Though some of you know that I want to slim down and have been trying ways to, I just want to clarify that by doing so doesn't mean that I am unhappy with myself and I'm definitely not wanting to change my appearance just because others called me "fat". I am still happy with who I am.

By wanting to slim down, I just want the best for myself, I'm taking care of myself so that I can live longer. Also, by wanting to slim down doesn't mean that I want to go to the extend of making myself just skin and bones only which some people think is attractive. No. I am going to be who I want to be, and how I want to look but not how people think attractive looks like. I am not born to please people in any way, I do what I want whether they like it or not.

In my perspective, living simply is just to mind your own business. Don't bother about how people live their lives, I'm sure they have something in mind for themselves. Even if they reach the lowest point in life, the only thing you can do, is to listen to them and give appropriate advice to them. You can't interfere their lives, we all need to learn how to be independent in some point of our lives.

Living simply, means that you do things you want to do.
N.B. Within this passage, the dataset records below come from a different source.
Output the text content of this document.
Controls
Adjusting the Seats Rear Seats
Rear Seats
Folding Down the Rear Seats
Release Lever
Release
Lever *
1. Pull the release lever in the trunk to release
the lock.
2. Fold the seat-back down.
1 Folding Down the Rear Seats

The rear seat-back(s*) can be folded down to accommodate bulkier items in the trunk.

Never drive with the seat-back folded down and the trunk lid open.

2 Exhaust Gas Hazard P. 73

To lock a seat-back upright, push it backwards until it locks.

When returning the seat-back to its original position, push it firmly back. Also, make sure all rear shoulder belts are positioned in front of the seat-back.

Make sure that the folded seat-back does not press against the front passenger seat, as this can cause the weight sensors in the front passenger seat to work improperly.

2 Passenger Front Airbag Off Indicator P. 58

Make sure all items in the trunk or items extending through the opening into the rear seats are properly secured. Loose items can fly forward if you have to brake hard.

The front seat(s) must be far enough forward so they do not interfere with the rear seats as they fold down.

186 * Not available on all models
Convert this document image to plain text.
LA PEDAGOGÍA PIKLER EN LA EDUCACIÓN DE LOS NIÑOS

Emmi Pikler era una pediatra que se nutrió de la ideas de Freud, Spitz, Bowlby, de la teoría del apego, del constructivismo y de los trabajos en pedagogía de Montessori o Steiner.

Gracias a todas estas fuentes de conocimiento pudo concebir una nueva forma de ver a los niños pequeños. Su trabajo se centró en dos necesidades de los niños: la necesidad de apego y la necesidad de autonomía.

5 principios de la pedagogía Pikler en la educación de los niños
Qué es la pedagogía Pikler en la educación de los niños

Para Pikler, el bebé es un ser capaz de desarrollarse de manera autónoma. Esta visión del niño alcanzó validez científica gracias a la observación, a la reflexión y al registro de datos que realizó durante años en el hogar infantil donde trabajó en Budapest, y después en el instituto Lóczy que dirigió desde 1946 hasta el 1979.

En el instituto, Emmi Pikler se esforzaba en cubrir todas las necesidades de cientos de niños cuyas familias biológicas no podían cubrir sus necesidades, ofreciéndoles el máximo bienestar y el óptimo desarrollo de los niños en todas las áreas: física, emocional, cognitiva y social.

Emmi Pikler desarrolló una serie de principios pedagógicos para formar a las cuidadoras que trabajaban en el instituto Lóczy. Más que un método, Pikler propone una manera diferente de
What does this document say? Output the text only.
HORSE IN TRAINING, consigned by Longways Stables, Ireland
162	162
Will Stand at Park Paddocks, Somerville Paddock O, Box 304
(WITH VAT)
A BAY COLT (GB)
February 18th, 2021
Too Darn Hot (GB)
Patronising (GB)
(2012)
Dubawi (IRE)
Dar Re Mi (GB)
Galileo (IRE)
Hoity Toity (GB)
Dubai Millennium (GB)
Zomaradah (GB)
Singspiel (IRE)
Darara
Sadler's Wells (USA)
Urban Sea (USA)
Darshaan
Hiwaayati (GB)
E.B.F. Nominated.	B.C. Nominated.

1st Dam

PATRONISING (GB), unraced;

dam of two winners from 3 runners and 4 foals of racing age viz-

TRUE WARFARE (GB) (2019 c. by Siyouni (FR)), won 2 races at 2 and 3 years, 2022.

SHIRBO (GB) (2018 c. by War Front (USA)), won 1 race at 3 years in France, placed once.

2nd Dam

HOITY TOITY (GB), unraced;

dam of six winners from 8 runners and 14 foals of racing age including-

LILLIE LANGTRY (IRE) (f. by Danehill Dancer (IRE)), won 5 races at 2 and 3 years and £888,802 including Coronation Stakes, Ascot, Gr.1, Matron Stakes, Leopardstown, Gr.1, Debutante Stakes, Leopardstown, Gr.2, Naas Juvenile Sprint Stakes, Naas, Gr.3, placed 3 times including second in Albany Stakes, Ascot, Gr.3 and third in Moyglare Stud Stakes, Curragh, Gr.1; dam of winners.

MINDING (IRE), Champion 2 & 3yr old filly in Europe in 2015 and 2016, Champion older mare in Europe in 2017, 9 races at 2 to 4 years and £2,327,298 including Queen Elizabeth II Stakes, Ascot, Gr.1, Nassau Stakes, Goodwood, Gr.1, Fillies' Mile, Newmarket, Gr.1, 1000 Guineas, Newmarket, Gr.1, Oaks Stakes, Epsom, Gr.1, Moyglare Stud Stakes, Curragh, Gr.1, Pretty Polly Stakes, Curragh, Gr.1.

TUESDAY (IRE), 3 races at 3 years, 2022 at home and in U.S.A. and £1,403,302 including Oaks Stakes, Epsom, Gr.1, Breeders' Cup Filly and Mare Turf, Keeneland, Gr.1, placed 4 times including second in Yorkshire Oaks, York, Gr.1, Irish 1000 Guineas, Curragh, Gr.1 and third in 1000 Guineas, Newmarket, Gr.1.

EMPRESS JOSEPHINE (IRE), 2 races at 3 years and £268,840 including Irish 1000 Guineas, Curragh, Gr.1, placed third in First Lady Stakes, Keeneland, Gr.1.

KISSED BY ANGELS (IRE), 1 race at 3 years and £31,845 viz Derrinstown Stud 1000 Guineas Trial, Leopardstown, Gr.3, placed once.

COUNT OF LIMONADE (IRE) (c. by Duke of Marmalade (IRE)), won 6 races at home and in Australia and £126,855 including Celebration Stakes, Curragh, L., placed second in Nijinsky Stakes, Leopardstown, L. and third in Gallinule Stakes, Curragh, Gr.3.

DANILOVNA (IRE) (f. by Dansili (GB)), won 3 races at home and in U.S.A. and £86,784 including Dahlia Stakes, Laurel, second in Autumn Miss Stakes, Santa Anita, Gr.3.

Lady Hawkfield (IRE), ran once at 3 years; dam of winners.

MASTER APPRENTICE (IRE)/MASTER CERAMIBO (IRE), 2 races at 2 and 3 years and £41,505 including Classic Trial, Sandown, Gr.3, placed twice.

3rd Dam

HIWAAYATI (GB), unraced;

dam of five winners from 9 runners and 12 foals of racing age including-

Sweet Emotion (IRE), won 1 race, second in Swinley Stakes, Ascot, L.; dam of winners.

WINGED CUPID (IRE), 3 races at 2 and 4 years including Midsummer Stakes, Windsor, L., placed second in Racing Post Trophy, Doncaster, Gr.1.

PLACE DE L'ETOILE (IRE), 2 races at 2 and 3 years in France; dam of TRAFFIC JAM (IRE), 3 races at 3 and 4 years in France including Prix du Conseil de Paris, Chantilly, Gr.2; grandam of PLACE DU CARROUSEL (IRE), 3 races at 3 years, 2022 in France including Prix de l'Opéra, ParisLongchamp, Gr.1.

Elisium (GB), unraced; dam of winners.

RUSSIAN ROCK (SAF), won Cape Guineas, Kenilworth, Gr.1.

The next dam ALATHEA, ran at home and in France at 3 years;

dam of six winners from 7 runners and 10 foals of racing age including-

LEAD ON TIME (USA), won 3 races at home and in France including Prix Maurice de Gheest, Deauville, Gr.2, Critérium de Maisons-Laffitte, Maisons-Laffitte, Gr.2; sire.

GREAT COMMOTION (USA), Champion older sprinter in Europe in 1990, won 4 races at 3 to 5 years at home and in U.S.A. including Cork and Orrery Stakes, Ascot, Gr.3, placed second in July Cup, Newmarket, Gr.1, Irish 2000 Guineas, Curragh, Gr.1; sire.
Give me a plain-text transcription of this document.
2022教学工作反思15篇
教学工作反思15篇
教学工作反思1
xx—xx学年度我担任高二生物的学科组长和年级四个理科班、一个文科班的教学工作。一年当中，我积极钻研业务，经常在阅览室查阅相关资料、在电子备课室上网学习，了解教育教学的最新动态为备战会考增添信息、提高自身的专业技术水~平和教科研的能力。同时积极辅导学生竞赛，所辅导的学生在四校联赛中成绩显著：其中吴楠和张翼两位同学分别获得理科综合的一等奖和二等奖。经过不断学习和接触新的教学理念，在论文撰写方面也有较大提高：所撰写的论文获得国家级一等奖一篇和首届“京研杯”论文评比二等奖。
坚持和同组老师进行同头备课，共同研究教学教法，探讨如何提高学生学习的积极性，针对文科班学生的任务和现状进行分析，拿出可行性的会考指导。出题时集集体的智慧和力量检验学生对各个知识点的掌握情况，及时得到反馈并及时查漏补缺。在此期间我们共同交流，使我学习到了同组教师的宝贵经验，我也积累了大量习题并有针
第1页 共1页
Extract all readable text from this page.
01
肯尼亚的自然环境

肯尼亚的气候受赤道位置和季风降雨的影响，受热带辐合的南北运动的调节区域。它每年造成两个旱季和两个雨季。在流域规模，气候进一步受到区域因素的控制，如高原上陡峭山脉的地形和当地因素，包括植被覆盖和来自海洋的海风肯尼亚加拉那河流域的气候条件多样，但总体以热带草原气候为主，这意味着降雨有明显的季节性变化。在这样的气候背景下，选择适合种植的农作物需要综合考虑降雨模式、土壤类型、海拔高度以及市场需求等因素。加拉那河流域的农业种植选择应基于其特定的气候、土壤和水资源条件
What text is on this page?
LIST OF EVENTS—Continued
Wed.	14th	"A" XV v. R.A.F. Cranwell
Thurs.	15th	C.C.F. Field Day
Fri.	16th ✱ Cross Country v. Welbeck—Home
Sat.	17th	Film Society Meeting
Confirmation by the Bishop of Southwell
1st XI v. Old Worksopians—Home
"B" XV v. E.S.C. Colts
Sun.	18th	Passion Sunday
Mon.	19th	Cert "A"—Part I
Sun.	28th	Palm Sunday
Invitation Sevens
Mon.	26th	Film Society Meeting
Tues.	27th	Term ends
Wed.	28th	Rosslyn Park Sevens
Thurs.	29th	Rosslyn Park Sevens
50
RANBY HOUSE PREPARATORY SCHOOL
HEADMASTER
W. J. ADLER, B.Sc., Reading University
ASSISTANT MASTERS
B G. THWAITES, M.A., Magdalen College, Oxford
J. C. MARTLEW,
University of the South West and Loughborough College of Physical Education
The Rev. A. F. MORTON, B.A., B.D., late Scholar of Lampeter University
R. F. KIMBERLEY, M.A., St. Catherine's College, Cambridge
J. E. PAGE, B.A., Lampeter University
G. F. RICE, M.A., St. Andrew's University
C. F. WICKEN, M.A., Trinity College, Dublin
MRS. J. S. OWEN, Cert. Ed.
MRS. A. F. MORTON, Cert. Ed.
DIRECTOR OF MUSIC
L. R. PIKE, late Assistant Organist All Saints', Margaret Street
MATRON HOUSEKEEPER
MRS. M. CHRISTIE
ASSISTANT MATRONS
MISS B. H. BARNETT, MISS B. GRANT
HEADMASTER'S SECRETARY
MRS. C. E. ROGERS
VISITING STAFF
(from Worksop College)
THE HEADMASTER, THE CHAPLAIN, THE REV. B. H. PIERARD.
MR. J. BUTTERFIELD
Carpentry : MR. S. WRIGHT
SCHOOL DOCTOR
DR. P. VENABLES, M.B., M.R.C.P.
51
You don't do things because others are all doing it. You do what you want, and never let others affect you. Put your heart and soul into it and prove to those who tried to stop you from doing so wrong, prove to them that following the crowd is the worst idea ever and they will forever be under someone else's shadow unlike you who eventually stands out in the crowd.

Living simply, is being happy with whatever you have. You are only left with 10 cent in your wallet? Well, you can at least afford to make a call back home using the public phone! Left with only 1% of battery life on your phone? A great time to catch up with your friends and families! Broke your leg due to practice? Time to take a break! You have only one friend. Well at least you have a friend by your side! View things positively instead of always looking at things on the negative side!

Last but not least, do all things with kindness. Never adopt the mindset that to give, you must receive. If you always wait for people to give you back whatever you have given them, you'll never be productive because all you do is wait, wait and wait. You give because you want to, and not because you have to. When you do things out of goodwill, you'll make this world a better place to live in. People will slowly be influence by your kindness and will spread your spirit. Slowly, as more and more people adopt such spirit, we will be living in a world full of kindness, without strangers.

To summarise, to live simply, means to think simply. Don't complicate your thinkings and put yourself in a bad mood because there's so much happiness to spread around in this world.

Maybe right now, living simply isn't an easy feat, but as long as you've tried, you are somewhere near to living simply.